We are taken back to the library once again, but this time it is mostly submerged in sand. There are small streams of sand falling from the ceiling, implying that a great deal of time has passed and that sand has slowly accumulated with time. The butterflies are also flying around as if they have made themselves at home. The arrows on the notes are modified to only show up in the left or right eye, depending on the note's color. Lastly, the scene transitions with a modified corruption effect.
The butterflies are a particle system which uses a plane mesh that has an edge down the middle with a shader that does vertex displacement to "flap" the wings. The particle system also passes additional data along such as velocity and speed to rotate the entire butterfly forwards and to flap faster at higher speeds. Additionally, there is a sub emitter to leave a trail of stars and a sub emitter to burst into stars when colliding with something.
The next scene has a bunch of large columns holding up the player with a large rotating icosphere frame akin to the one on the monument. Behind that is a large skybox using a trippy shader that takes the previously rendered frame and distorts it. This pairs well with the colorful corruption transition between the previous scene.
Additionally fake notes floating all around and many butterflies flying around to help add color and brightness to the skybox. The real notes take advantage of the background to flicker in and out quickly while still retaining readability.
The next scene acts as a quick transition and is a modified copy of the first monitor scene except the monument is missing and the screens are all replaced with a secret message. Throughout the scene, the screens are replaced by red warning symbols and it transitions out using the same fake pixel sort. This intermission shows that the monument has escaped whatever observation it had been placed under.
Originally, both monitor scenes were much smaller, having only about 9 monitors on each side and having wires connected randomly. It was changed to the current version as moving the monitors back allowed space for the game notes to spawn in and having more monitors filled the space far better. This change was especially important as the fake pixel sort effect looks far better with the red warnings from more monitors filling the screen.

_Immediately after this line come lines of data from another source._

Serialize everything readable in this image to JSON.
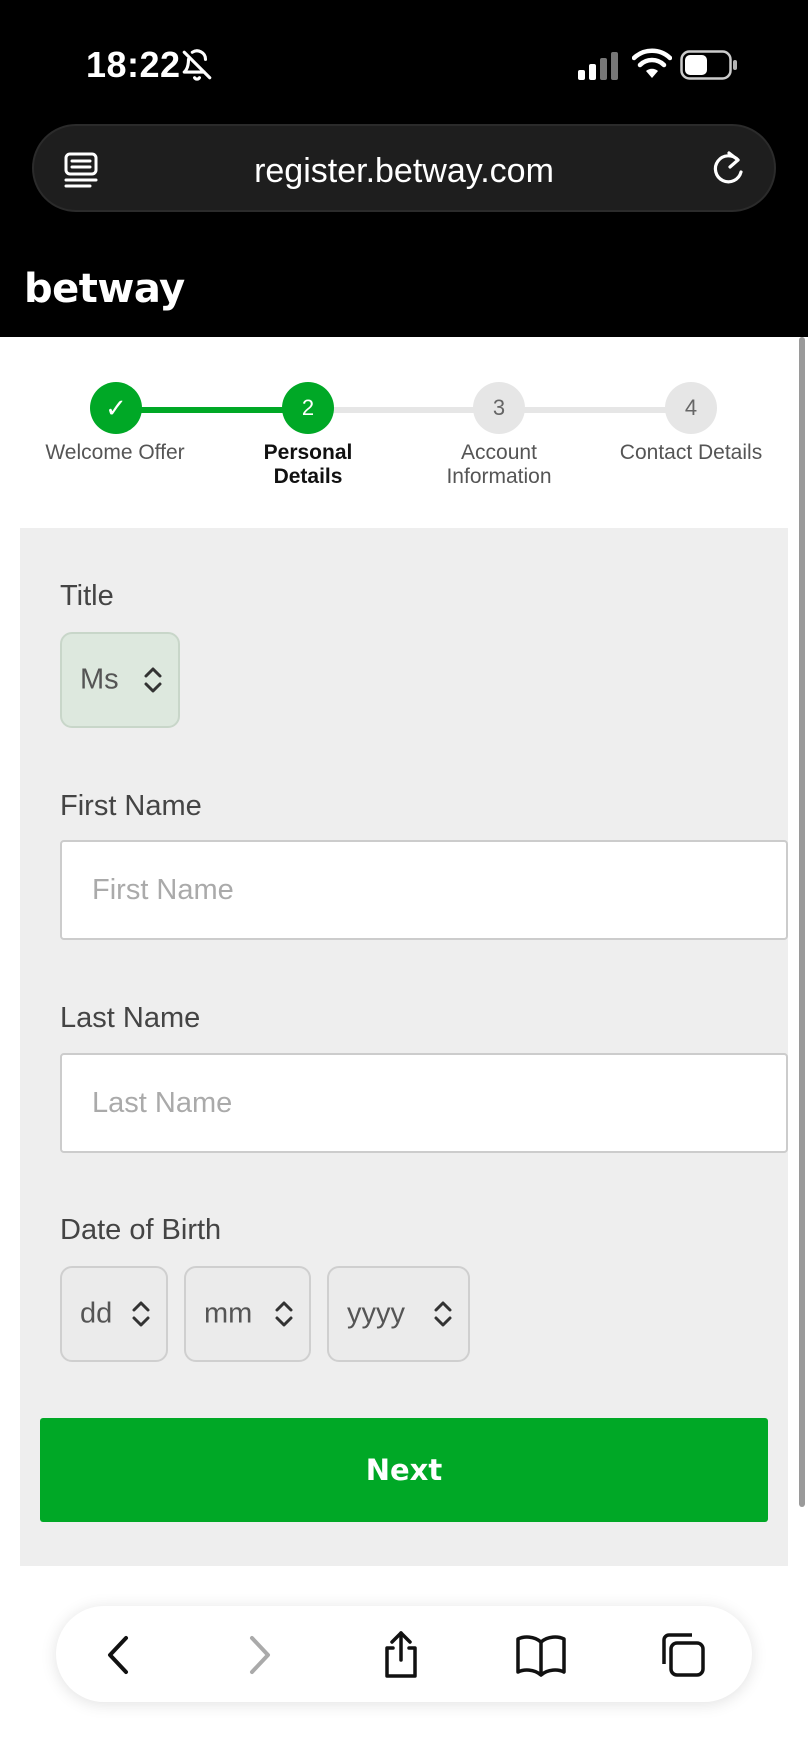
{
  "status_bar": {
    "time": "18:22"
  },
  "browser": {
    "url": "register.betway.com"
  },
  "site": {
    "logo": "betway"
  },
  "stepper": {
    "steps": [
      {
        "number": "✓",
        "label_line1": "Welcome Offer",
        "label_line2": "",
        "state": "done"
      },
      {
        "number": "2",
        "label_line1": "Personal",
        "label_line2": "Details",
        "state": "active"
      },
      {
        "number": "3",
        "label_line1": "Account",
        "label_line2": "Information",
        "state": "pending"
      },
      {
        "number": "4",
        "label_line1": "Contact Details",
        "label_line2": "",
        "state": "pending"
      }
    ]
  },
  "form": {
    "title_label": "Title",
    "title_value": "Ms",
    "first_name_label": "First Name",
    "first_name_placeholder": "First Name",
    "last_name_label": "Last Name",
    "last_name_placeholder": "Last Name",
    "dob_label": "Date of Birth",
    "dob_day": "dd",
    "dob_month": "mm",
    "dob_year": "yyyy",
    "next_label": "Next"
  },
  "colors": {
    "brand_green": "#00a826",
    "header_bg": "#000000",
    "card_bg": "#eeeeee",
    "step_pending": "#e6e6e6"
  },
  "icons": {
    "status": [
      "bell-slash-icon",
      "signal-icon",
      "wifi-icon",
      "battery-icon"
    ],
    "urlbar": [
      "reader-icon",
      "reload-icon"
    ],
    "toolbar": [
      "back-icon",
      "forward-icon",
      "share-icon",
      "bookmarks-icon",
      "tabs-icon"
    ]
  }
}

The icosphere returns for the penultimate scene except now the entire area is full of water. There is a rain particle system implying that constant rain has caused the area to slowly flood. The water itself is a large plane with a complex water shader modified to support realtime reflection probes, and the ripples from the rain. The reflections and ripples were also added to the tops of the columns and appear in puddles.
Replacing the trippy skybox is a large nebula cubemap with a shader to make the stars shine extra bright. In front of that is a few particle systems to create fog to help make the nebula feel more 3D. Additionally, some particle are tied to AudioLink to give some flashing that is synced with music. All of this provides a beautiful backdrop for the water to reflect.
For the final scene, the music fades out as the monument stand in the middle of the area and a lone butterfly flies around with a single light casting down from above. The shadows on the floor and all over the monument are again done using the same technique from the desert scene where a secondary camera renders just the depth and is positioned where the light would come from. Additionally the bloom post-processing effect makes a final appearance to make the butterfly and monument core glow.
That shadow camera additionally helps the volumetric fog shader which uses raymarching. By "marching" each ray forward and comparing it to the depth texture from the shadow camera, the shader creates a realistic volume which is partially cast in shadow and looks good combined with the other shadow technique. The movement created by the spinning rings and the flapping butterfly cast a dynamic complex shadow to help show off the technical feats being done as the finale to the map.